This weekend my five year old son and I made blueberry muffins. While we were waiting for them to bake my son asked me “Mom, blueberry muffins are healthy, right?”
I paused, thinking of how to respond.
Our blueberry muffins contained butter, white flour, and white sugar, all foods that other families may call “bad” or even banish from their diets altogether. However, what I consider healthy is probably different to what you consider healthy. With so many popularized diets, food options, and extreme opinions out there, I’ve realized that healthy is a very subjective term.
We eat everything. Vegetables, fruit, meat, grains, dairy, chocolate (that’s a food group, right? ;) ) and of course there is sometimes goldfish crackers, Cheerios, and drive-thru dinners. GMO, non-GMO, organic, non-organic, local, not local, fresh, packaged. But still… I consider us a “healthy” family.
“These muffins are going to give us lots of energy,” I told my son. “So this afternoon you can run, jump and play! The blueberries we added are SO good for us. They have antioxidants, fiber, vitamins and minerals. They’ll help you grow, keep your brain sharp, and help your body fight getting sick. We wouldn’t have muffins for supper, but we may have them for a snack or a dessert. These muffins are more of a treat, but they still have things in them that are good for us. Every food does.”
Yes, you heard me right. Every food does! To a starving child, anything with calories is healthier than going hungry.
Just this past weekend I heard about a little girl food shaming a family she was visiting for all the “junk” they kept in their cupboards. I would be speechless (and concerned) if any child spoke to me that way.
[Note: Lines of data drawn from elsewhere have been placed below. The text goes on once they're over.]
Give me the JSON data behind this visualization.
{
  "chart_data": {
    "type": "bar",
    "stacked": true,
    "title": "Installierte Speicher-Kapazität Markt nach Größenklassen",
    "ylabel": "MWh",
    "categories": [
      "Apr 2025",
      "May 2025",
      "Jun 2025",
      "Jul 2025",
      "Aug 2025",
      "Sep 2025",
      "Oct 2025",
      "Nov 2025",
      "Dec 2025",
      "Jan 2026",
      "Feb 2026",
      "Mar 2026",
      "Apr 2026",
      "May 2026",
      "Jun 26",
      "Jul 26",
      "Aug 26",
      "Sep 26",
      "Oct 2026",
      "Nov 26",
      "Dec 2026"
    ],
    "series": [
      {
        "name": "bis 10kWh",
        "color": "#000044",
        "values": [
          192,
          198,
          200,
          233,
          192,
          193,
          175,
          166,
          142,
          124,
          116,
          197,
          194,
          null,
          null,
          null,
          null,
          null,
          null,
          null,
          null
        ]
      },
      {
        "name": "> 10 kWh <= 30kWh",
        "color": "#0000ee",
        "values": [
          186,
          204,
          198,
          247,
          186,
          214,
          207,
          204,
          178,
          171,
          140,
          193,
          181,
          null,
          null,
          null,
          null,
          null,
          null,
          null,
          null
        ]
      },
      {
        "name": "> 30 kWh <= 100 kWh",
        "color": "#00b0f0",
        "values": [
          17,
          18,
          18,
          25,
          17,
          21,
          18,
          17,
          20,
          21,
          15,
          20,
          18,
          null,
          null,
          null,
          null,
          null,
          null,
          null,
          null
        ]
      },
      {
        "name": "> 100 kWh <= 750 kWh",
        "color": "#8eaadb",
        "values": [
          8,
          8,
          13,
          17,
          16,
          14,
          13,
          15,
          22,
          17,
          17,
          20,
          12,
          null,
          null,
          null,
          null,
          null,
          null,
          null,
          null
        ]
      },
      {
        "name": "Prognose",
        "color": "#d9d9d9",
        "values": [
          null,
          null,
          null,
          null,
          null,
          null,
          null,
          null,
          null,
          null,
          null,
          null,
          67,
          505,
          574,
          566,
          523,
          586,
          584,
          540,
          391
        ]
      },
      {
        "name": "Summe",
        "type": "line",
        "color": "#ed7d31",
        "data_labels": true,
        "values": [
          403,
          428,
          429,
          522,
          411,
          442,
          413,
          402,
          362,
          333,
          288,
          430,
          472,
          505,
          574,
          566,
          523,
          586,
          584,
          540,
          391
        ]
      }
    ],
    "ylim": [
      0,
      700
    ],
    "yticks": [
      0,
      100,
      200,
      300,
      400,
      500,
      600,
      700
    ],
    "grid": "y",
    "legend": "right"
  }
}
I would wonder if food shaming, or over-emphasizing food in general, were a part of this child’s home life. I can’t think of anything else that would fast track an eating disorder quicker than that.
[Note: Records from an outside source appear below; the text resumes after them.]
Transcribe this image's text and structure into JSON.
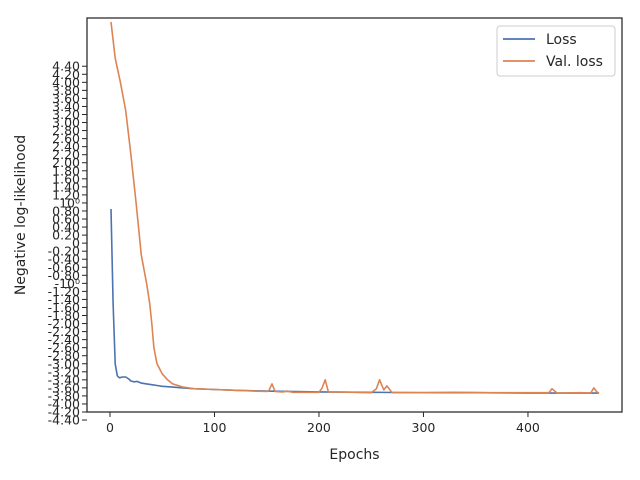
{
  "chart_data": {
    "type": "line",
    "title": "",
    "xlabel": "Epochs",
    "ylabel": "Negative log-likelihood",
    "xlim": [
      -22,
      490
    ],
    "ylim": [
      -4.2,
      5.6
    ],
    "x_ticks": [
      0,
      100,
      200,
      300,
      400
    ],
    "x_tick_labels": [
      "0",
      "100",
      "200",
      "300",
      "400"
    ],
    "y_tick_labels": [
      {
        "value": 4.4,
        "label": "4.40"
      },
      {
        "value": 4.2,
        "label": "4.20"
      },
      {
        "value": 4.0,
        "label": "4.00"
      },
      {
        "value": 3.8,
        "label": "3.80"
      },
      {
        "value": 3.6,
        "label": "3.60"
      },
      {
        "value": 3.4,
        "label": "3.40"
      },
      {
        "value": 3.2,
        "label": "3.20"
      },
      {
        "value": 3.0,
        "label": "3.00"
      },
      {
        "value": 2.8,
        "label": "2.80"
      },
      {
        "value": 2.6,
        "label": "2.60"
      },
      {
        "value": 2.4,
        "label": "2.40"
      },
      {
        "value": 2.2,
        "label": "2.20"
      },
      {
        "value": 2.0,
        "label": "2.00"
      },
      {
        "value": 1.8,
        "label": "1.80"
      },
      {
        "value": 1.6,
        "label": "1.60"
      },
      {
        "value": 1.4,
        "label": "1.40"
      },
      {
        "value": 1.2,
        "label": "1.20"
      },
      {
        "value": 1.0,
        "label": "10⁰"
      },
      {
        "value": 0.8,
        "label": "0.80"
      },
      {
        "value": 0.6,
        "label": "0.60"
      },
      {
        "value": 0.4,
        "label": "0.40"
      },
      {
        "value": 0.2,
        "label": "0.20"
      },
      {
        "value": 0.0,
        "label": "0"
      },
      {
        "value": -0.2,
        "label": "-0.20"
      },
      {
        "value": -0.4,
        "label": "-0.40"
      },
      {
        "value": -0.6,
        "label": "-0.60"
      },
      {
        "value": -0.8,
        "label": "-0.80"
      },
      {
        "value": -1.0,
        "label": "-10⁰"
      },
      {
        "value": -1.2,
        "label": "-1.20"
      },
      {
        "value": -1.4,
        "label": "-1.40"
      },
      {
        "value": -1.6,
        "label": "-1.60"
      },
      {
        "value": -1.8,
        "label": "-1.80"
      },
      {
        "value": -2.0,
        "label": "-2.00"
      },
      {
        "value": -2.2,
        "label": "-2.20"
      },
      {
        "value": -2.4,
        "label": "-2.40"
      },
      {
        "value": -2.6,
        "label": "-2.60"
      },
      {
        "value": -2.8,
        "label": "-2.80"
      },
      {
        "value": -3.0,
        "label": "-3.00"
      },
      {
        "value": -3.2,
        "label": "-3.20"
      },
      {
        "value": -3.4,
        "label": "-3.40"
      },
      {
        "value": -3.6,
        "label": "-3.60"
      },
      {
        "value": -3.8,
        "label": "-3.80"
      },
      {
        "value": -4.0,
        "label": "-4.00"
      },
      {
        "value": -4.2,
        "label": "-4.20"
      },
      {
        "value": -4.4,
        "label": "-4.40"
      }
    ],
    "series": [
      {
        "name": "Loss",
        "color": "#4c72b0",
        "x": [
          1,
          3,
          5,
          7,
          9,
          12,
          15,
          18,
          20,
          23,
          26,
          30,
          35,
          40,
          45,
          50,
          60,
          70,
          80,
          100,
          120,
          150,
          200,
          250,
          300,
          350,
          400,
          450,
          468
        ],
        "y": [
          0.85,
          -1.5,
          -3.0,
          -3.3,
          -3.35,
          -3.33,
          -3.33,
          -3.38,
          -3.43,
          -3.45,
          -3.44,
          -3.48,
          -3.5,
          -3.52,
          -3.54,
          -3.56,
          -3.58,
          -3.6,
          -3.62,
          -3.64,
          -3.66,
          -3.68,
          -3.7,
          -3.71,
          -3.72,
          -3.72,
          -3.73,
          -3.73,
          -3.73
        ]
      },
      {
        "name": "Val. loss",
        "color": "#dd8452",
        "x": [
          1,
          5,
          10,
          15,
          20,
          25,
          30,
          35,
          38,
          40,
          42,
          45,
          50,
          55,
          60,
          70,
          80,
          100,
          120,
          150,
          152,
          155,
          158,
          165,
          170,
          175,
          200,
          203,
          206,
          209,
          215,
          250,
          255,
          258,
          262,
          265,
          270,
          280,
          300,
          330,
          360,
          400,
          420,
          423,
          428,
          450,
          460,
          463,
          466,
          468
        ],
        "y": [
          5.5,
          4.6,
          4.0,
          3.3,
          2.2,
          1.0,
          -0.3,
          -1.0,
          -1.5,
          -2.0,
          -2.6,
          -3.0,
          -3.25,
          -3.4,
          -3.5,
          -3.58,
          -3.62,
          -3.64,
          -3.66,
          -3.69,
          -3.67,
          -3.5,
          -3.69,
          -3.7,
          -3.68,
          -3.71,
          -3.71,
          -3.6,
          -3.4,
          -3.7,
          -3.7,
          -3.72,
          -3.62,
          -3.4,
          -3.65,
          -3.55,
          -3.72,
          -3.72,
          -3.72,
          -3.71,
          -3.72,
          -3.72,
          -3.72,
          -3.62,
          -3.73,
          -3.72,
          -3.73,
          -3.6,
          -3.7,
          -3.73
        ]
      }
    ],
    "legend": {
      "position": "top-right"
    },
    "grid": false
  }
}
I’ve also heard about children as young as four criticizing parts of their bodies they don’t like. This hurts my heart. Children should NOT have to think about these things (I wish nobody did).
I spent years classifying foods as “good” and “bad.” I don’t want my children to do this because it also meant that I spent years feeling guilty whenever I indulged, even on something harmless like a blueberry muffin. What is life without enjoying the simple pleasure of a freshly-baked, warm blueberry muffin?
So while some may disagree with me, I believe my children having a healthy relationship with food is more important than eating a “perfectly healthy” food.
That is why there is no such thing as a “bad” food in our house.